CORM acts as an anti-inflammatory. It dilates the blood vessels and prevents the death of cells. Luke believes this could also lead to the reduction of toxic immunosuppressive drug use required for transplant patients.
“The point of all these studies is to set up the immune system so that when we do the transplants, we are going to condition these kidneys in a way that the immune system doesn’t attack it (kidney) and take years off it at the outset,” Luke said. He noted more than 4,500 Canadians are waiting for an organ transplant. As less than 50 per cent of those people will receive an organ, three die each day while waiting for an organ.
For Bhattacharjee – who called working with Luke “wonderful ground to grow my plant” – he sees no issues to keep this idea from the bedside in the near future. Western is currently approving its human ethics protocol.
“The good thing with CORM and kidney preservation is we are not directly treating the patient, but the kidneys after donation,” he said. “If CORM works positively in kidney preservation, it would work equally for other organs, too.”
At the one-year mark of transplantation, if a biopsy was done, you could expect to see 40 to 60 per cent showing interstitial fibrosis and tubular atrophy, or abnormalities in the kidney’s function, Luke added.
“With this early treatment, we are trying to set up for success 10, 15, 20 years down the road, so we don’t have to re-transplant. If we are able to condition them with something like carbon monoxide, and prevent the immune system from being revved up, and reduce inflammation, I think that is exciting.”
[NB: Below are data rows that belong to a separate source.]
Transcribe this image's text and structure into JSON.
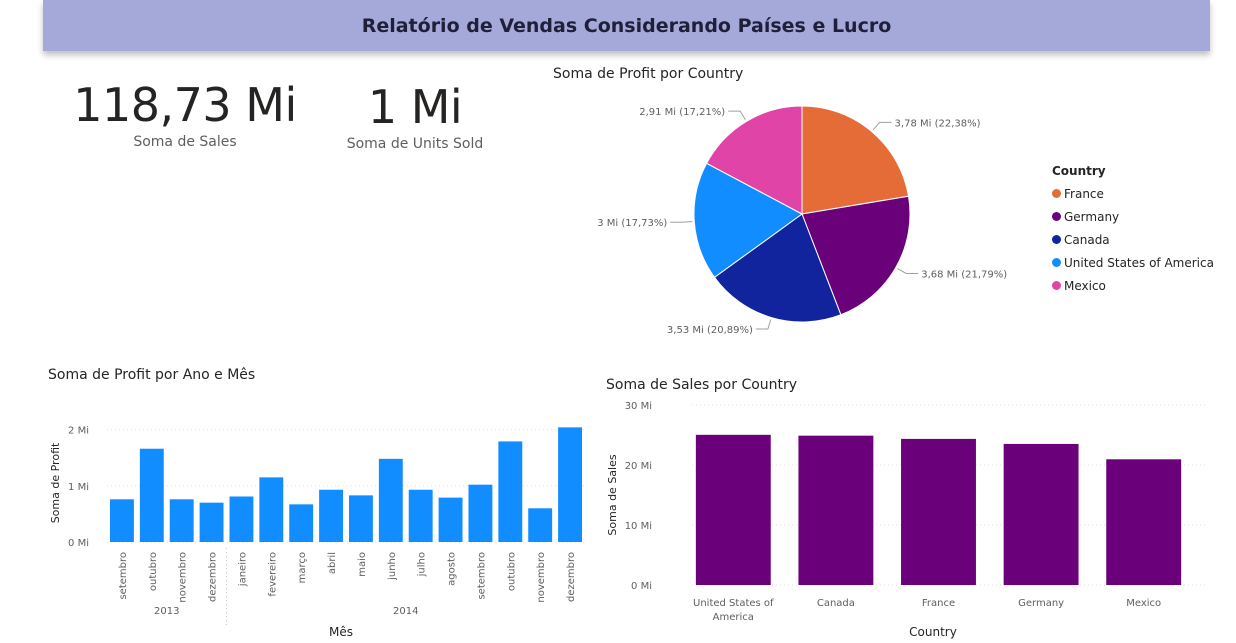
{
  "header": {
    "title": "Relatório de Vendas Considerando Países e Lucro"
  },
  "kpis": [
    {
      "value": "118,73 Mi",
      "label": "Soma de  Sales"
    },
    {
      "value": "1 Mi",
      "label": "Soma de Units Sold"
    }
  ],
  "colors": {
    "France": "#e66c37",
    "Germany": "#6b007b",
    "Canada": "#12239e",
    "United States of America": "#118dff",
    "Mexico": "#e044a7",
    "bar_blue": "#118dff",
    "bar_purple": "#6b007b"
  },
  "chart_data": [
    {
      "type": "pie",
      "title": "Soma de Profit por Country",
      "legend_title": "Country",
      "legend_position": "right",
      "slices": [
        {
          "name": "France",
          "value": 3.78,
          "percent": 22.38,
          "label": "3,78 Mi (22,38%)"
        },
        {
          "name": "Germany",
          "value": 3.68,
          "percent": 21.79,
          "label": "3,68 Mi (21,79%)"
        },
        {
          "name": "Canada",
          "value": 3.53,
          "percent": 20.89,
          "label": "3,53 Mi (20,89%)"
        },
        {
          "name": "United States of America",
          "value": 3.0,
          "percent": 17.73,
          "label": "3 Mi (17,73%)"
        },
        {
          "name": "Mexico",
          "value": 2.91,
          "percent": 17.21,
          "label": "2,91 Mi (17,21%)"
        }
      ]
    },
    {
      "type": "bar",
      "title": "Soma de Profit por Ano e Mês",
      "xlabel": "Mês",
      "ylabel": "Soma de Profit",
      "ylim": [
        0,
        2.1
      ],
      "yticks": [
        {
          "value": 0,
          "label": "0 Mi"
        },
        {
          "value": 1,
          "label": "1 Mi"
        },
        {
          "value": 2,
          "label": "2 Mi"
        }
      ],
      "groups": [
        {
          "label": "2013",
          "count": 4
        },
        {
          "label": "2014",
          "count": 12
        }
      ],
      "categories": [
        "setembro",
        "outubro",
        "novembro",
        "dezembro",
        "janeiro",
        "fevereiro",
        "março",
        "abril",
        "maio",
        "junho",
        "julho",
        "agosto",
        "setembro",
        "outubro",
        "novembro",
        "dezembro"
      ],
      "values": [
        0.76,
        1.66,
        0.76,
        0.7,
        0.81,
        1.15,
        0.67,
        0.93,
        0.83,
        1.48,
        0.93,
        0.79,
        1.02,
        1.79,
        0.6,
        2.04
      ],
      "grid": true
    },
    {
      "type": "bar",
      "title": "Soma de Sales por Country",
      "xlabel": "Country",
      "ylabel": "Soma de Sales",
      "ylim": [
        0,
        30
      ],
      "yticks": [
        {
          "value": 0,
          "label": "0 Mi"
        },
        {
          "value": 10,
          "label": "10 Mi"
        },
        {
          "value": 20,
          "label": "20 Mi"
        },
        {
          "value": 30,
          "label": "30 Mi"
        }
      ],
      "categories": [
        [
          "United States of",
          "America"
        ],
        [
          "Canada"
        ],
        [
          "France"
        ],
        [
          "Germany"
        ],
        [
          "Mexico"
        ]
      ],
      "values": [
        25.03,
        24.89,
        24.35,
        23.51,
        20.95
      ],
      "grid": true
    }
  ]
}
Working on this for almost a decade, Luke has looked at this at the cellular level, in small animals, large animals and now has grant proposals written to bring his research to humans.
“I don’t want to cure any mice,” Luke said, noting success in humans could come as soon as five years. “The ultimate goal is to create the best situation for patients. If I could do one thing in my lifetime that changes the practice of medicine, if I can say we’ve done this, that every one getting a kidney transplant will use this method, that’s so exciting.”